Here are some quotes from the book, for the truth of them, and to provoke your interest in the book, and simply for sharing:



p.70. Of even greater significance is what we have learned about the vital role that women can play in correcting the most serious problems that plague their relatives and neighbors. Almost everywhere, we find that women are relegated to secondary positions of influence and authority within a community but almost always do most of the work and prove to be the key participants in any successful project.

p.156. There have been surprising reductions [of Female Genital Cutting] in Kenya and Central African Republic. It is not clear why this is so, but it seems obvious that outside pressure has had little effect except in encouraging the education of young women...A public opinion poll that same year [2008] revealed that only a third of the younger women wanted to see the practice continued, while two-thirds of the the older women supported its continuation. Because the decision to perform FGC is made almost exclusively by mothers, without consulting their husbands, these numbers give hope that the next generation of daughters might be spared.

p.193, quoting Ela Bhatt: “I have faith in women...In my experience, as I have seen within India and in other countries, women are the key to rebuilding a community. Why? Focus on women and you will find an ally who wants a stable community.”
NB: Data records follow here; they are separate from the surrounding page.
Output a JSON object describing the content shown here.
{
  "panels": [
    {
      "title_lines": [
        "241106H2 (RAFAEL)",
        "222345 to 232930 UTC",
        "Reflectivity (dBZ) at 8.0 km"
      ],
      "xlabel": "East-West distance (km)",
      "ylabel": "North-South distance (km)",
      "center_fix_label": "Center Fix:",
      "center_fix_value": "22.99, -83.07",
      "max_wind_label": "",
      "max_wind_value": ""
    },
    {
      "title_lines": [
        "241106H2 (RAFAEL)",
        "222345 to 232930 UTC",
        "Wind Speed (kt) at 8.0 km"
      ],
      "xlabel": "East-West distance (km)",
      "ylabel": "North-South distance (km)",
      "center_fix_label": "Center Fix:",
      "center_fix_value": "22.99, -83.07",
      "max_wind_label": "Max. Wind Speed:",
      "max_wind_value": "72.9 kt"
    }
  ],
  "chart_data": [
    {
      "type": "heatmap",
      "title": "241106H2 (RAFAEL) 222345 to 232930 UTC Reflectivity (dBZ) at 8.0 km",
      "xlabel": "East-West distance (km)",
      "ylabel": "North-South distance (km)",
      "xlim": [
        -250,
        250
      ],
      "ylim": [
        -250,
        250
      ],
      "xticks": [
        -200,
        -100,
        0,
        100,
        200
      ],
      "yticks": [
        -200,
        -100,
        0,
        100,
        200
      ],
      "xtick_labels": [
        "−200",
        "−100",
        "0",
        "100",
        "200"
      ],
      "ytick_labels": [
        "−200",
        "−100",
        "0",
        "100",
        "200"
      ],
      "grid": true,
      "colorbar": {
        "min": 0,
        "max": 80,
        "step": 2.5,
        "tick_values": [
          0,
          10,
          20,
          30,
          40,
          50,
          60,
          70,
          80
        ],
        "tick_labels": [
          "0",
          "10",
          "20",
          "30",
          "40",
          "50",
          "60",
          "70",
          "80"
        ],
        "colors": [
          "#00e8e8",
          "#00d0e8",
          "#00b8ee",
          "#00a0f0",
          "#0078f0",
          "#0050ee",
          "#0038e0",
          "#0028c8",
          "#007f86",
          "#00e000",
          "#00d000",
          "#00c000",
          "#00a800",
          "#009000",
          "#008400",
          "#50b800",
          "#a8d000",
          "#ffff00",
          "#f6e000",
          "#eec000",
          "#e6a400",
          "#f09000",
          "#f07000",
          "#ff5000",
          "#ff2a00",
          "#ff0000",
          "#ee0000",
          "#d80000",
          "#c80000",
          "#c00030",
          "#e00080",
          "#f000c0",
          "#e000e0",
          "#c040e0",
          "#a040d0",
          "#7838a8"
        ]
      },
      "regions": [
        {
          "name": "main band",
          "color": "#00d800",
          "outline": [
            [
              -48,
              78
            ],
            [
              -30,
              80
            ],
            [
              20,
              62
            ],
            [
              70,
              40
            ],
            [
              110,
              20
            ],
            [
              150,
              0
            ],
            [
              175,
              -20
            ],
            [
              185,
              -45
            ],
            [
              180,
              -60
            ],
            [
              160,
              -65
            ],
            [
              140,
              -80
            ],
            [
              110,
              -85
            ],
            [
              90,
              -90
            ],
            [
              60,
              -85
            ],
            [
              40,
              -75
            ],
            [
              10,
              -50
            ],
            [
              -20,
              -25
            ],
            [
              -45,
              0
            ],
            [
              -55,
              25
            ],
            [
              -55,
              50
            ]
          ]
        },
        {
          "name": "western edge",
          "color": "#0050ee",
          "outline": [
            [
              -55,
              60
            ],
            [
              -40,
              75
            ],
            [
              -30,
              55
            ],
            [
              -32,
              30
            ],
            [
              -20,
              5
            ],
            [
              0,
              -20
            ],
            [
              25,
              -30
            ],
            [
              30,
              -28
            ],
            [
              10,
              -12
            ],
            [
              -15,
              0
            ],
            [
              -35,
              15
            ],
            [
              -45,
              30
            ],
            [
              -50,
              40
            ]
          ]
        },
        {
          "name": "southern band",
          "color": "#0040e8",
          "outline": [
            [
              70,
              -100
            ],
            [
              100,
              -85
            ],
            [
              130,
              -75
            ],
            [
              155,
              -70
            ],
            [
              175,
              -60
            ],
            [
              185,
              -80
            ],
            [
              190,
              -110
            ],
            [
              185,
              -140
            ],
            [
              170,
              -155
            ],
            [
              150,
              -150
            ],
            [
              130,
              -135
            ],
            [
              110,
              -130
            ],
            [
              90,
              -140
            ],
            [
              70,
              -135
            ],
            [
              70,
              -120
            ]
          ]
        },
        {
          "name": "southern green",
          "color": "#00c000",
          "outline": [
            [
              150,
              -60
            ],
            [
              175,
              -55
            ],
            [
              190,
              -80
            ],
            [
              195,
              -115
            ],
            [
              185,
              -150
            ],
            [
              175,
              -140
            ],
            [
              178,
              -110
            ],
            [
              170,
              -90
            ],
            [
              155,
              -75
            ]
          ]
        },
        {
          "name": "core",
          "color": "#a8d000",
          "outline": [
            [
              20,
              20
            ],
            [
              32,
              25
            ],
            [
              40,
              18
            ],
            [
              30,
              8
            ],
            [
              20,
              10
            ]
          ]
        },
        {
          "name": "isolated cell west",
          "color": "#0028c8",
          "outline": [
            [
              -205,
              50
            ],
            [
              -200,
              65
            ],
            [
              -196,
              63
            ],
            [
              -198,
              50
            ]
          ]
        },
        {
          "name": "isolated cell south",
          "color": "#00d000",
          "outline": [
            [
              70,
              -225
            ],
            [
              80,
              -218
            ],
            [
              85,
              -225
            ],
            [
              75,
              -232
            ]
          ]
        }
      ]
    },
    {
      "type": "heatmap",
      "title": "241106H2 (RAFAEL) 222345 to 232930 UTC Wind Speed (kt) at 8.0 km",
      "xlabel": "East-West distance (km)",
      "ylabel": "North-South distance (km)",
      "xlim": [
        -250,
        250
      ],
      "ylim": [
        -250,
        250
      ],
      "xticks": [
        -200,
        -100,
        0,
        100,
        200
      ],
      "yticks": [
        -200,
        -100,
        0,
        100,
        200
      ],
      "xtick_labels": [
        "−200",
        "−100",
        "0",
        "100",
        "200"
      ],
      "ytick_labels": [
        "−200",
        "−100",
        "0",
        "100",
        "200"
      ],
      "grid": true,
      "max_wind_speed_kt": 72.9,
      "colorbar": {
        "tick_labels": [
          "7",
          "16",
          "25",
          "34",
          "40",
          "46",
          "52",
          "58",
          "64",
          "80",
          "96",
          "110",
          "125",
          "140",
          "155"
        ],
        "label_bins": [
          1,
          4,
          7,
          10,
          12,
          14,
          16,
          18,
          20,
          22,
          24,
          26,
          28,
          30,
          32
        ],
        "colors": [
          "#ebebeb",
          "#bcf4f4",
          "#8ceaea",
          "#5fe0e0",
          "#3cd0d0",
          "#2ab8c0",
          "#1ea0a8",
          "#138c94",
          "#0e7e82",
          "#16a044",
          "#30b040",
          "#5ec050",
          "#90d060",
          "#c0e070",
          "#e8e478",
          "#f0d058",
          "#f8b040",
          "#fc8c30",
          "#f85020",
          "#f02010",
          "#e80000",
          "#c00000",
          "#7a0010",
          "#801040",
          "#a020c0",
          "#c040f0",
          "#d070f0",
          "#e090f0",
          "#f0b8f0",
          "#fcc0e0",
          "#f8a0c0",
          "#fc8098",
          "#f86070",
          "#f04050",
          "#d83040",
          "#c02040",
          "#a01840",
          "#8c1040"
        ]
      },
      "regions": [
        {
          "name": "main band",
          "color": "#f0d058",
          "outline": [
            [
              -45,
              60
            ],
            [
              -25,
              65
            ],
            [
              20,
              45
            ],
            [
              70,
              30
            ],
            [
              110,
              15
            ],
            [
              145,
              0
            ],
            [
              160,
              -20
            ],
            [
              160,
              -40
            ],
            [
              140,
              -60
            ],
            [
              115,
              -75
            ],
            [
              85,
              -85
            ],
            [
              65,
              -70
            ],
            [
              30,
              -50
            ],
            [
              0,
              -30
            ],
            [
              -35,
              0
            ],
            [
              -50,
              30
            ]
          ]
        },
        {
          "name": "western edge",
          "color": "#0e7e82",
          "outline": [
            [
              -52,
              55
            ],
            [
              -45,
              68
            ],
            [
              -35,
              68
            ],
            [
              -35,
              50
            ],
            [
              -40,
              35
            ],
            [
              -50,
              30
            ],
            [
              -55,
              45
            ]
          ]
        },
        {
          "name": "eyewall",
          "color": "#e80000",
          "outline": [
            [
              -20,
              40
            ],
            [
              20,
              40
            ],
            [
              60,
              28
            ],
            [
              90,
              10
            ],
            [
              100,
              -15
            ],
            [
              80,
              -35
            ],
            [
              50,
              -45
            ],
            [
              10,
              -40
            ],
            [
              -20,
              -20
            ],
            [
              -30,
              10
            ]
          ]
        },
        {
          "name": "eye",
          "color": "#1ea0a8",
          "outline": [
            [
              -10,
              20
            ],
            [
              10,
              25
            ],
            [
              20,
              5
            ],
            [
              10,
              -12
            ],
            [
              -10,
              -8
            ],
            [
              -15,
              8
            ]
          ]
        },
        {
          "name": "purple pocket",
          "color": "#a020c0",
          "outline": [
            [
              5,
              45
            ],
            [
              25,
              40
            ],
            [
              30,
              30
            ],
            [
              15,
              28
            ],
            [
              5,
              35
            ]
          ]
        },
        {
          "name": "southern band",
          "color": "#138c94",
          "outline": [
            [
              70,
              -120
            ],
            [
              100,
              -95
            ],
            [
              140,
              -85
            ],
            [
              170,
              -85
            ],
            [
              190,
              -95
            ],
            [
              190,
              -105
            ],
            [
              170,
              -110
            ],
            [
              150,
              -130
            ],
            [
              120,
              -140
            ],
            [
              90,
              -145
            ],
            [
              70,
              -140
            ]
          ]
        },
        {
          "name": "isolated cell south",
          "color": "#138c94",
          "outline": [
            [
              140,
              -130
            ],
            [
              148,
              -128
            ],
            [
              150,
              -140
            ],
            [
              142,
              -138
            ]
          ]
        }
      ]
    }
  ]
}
p.35. There are now more than five times as many American inmates in federal, state, and local prisons as when I was president and the number of incarcerated black women has increased by 800 percent! An ancillary effect is that this increased incarceration has come at a tremendous financial cost to taxpayers, at the expense of education and other beneficial programs The cost of prosecuting executed criminals is astronomical. Since 1973, California alone has spent roughly $4 billion in capital cases, leading to only thirteen executions, amounting to about $307 million spent for the killing of each prisoner...Despite the proliferation of excessive imprisonments, the number of pardons by US presidents has also been dramatically reduced. I issued 534 pardons in my four-year term, and in their eight-year terms, Ronald Reagan issued 393, Bill Clinton 396, and George W. Bush 189, but in his first term Barack Obama issued only 23.